# Creating The Augmented Dataset (Saving it to NPY Files)
This script will create the dataset that will contain all images (original and augmented) and save them to an .npy file. This file is the one that will be used in the script that train the classification model.

In [None]:
# General, System & support
from os import listdir
from os.path import isfile, join, exists
from tqdm import tqdm

# Computational
import numpy as np
import cv2 as cv
from matplotlib import pyplot as plt

from skimage import filters
from skimage import data, exposure, img_as_float

In [None]:
# Creating a list of the directories of the images and masks corresponding to the different species

data_path = 'augmented_data/'
img_folder_name = 'fish_'
msk_folder_name = 'mask_'

image_folders = []
mask_folders = []

for i in tqdm(range(26)):

    if i < 9:
      img_name = data_path + img_folder_name + '0' + str(i+1)
      msk_name = data_path + msk_folder_name + '0' + str(i+1)

    else:
      img_name = data_path + img_folder_name  + str(i+1)
      msk_name = data_path + msk_folder_name + str(i+1)

    # print(img_name)
    # print(msk_name)
    
    if exists(img_name):
        image_folders.append(img_name)
        mask_folders.append(msk_name)
    else:
        print(img_name)

print(image_folders)
print(mask_folders)

In [None]:
num = 0
# Iterating over the different folders (one for each species) that contain the imges and masks
for i in range(len(image_folders)):
    
    image_file_names = [f for f in listdir(image_folders[i]) if isfile(join(image_folders[i], f))]
    mask_file_names = [f for f in listdir(mask_folders[i]) if isfile(join(mask_folders[i], f))]
    
    for j in tqdm(range(len(image_file_names))):
        num+=1

num

In [None]:
# Accessing fish images and masks then saving them to an array called data
data_aug = np.zeros((num,100,100,4), dtype = np.float16)
species_aug = np.zeros((num,1), dtype = int)

# error_vector = np.zeros(24971)
num = 0
# Iterating over the different folders (one for each species) that contain the imges and masks
for i in range(len(image_folders)):
    
    image_file_names = [f for f in listdir(image_folders[i]) if isfile(join(image_folders[i], f))]
    mask_file_names = [f for f in listdir(mask_folders[i]) if isfile(join(mask_folders[i], f))]
    
    for j in tqdm(range(len(image_file_names))):
        
        img_file_name = image_folders[i] + "/" + image_file_names[j]
        mask_file_name = mask_folders[i] + "/" + mask_file_names[j]

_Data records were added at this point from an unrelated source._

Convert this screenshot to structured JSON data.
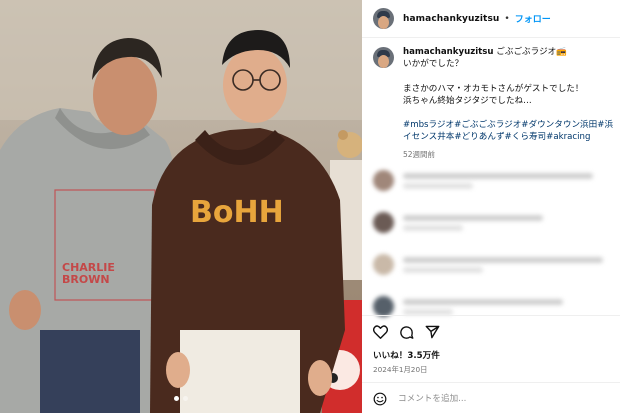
{
  "header": {
    "username": "hamachankyuzitsu",
    "separator": "•",
    "follow_label": "フォロー"
  },
  "caption": {
    "username": "hamachankyuzitsu",
    "line1": "ごぶごぶラジオ📻",
    "line2": "いかがでした？",
    "line3": "まさかのハマ・オカモトさんがゲストでした！",
    "line4": "浜ちゃん終始タジタジでしたね…",
    "hashtags_line1": "#mbsラジオ#ごぶごぶラジオ#ダウンタウン浜田#浜",
    "hashtags_line2": "イセンス井本#どりあんず#くら寿司#akracing",
    "time_ago": "52週間前"
  },
  "photo": {
    "hoodie_left_print_top": "CHARLIE",
    "hoodie_left_print_bottom": "BROWN",
    "hoodie_right_text": "BoHH"
  },
  "post": {
    "likes": "いいね！3.5万件",
    "date": "2024年1月20日"
  },
  "comment_box": {
    "placeholder": "コメントを追加..."
  },
  "icons": {
    "like": "heart-icon",
    "comment": "comment-icon",
    "share": "share-icon",
    "emoji": "emoji-icon"
  },
  "carousel": {
    "slides": 2,
    "active": 1
  }
}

        img = cv.imread(img_file_name)
        
        mask_org = cv.imread(mask_file_name)
        mask_org_gray = cv.cvtColor(mask_org, cv.COLOR_BGR2GRAY)

        mask_org_gray_resized = cv.resize(mask_org_gray, (100,100)) / 255.0
        img_resized = cv.resize(img, (100,100)) / 255.0
        
        data_aug[num, :, :, 0:3] = img_resized
        data_aug[num, :, :, 3] = mask_org_gray_resized
        
        species_aug[num,0] = i+1
        num +=1
        if img.any() == None:
            print("error")
        
        if mask_org.any() == None:
            print("error")
        

# Confirming the number of images per class

In [None]:
plt.hist(species_aug, bins='auto')
plt.show()

In [None]:
unique_elements, counts_elements = np.unique(species_aug, return_counts=True)
print("Frequency of unique values of the species:")
print(np.asarray((unique_elements, counts_elements)))

# np.unique(species_aug)

# Saving The images to the npy file

In [None]:
np.save('data_aug_nature.npy', data_aug)
np.save('species_aug_nature.npy', species_aug)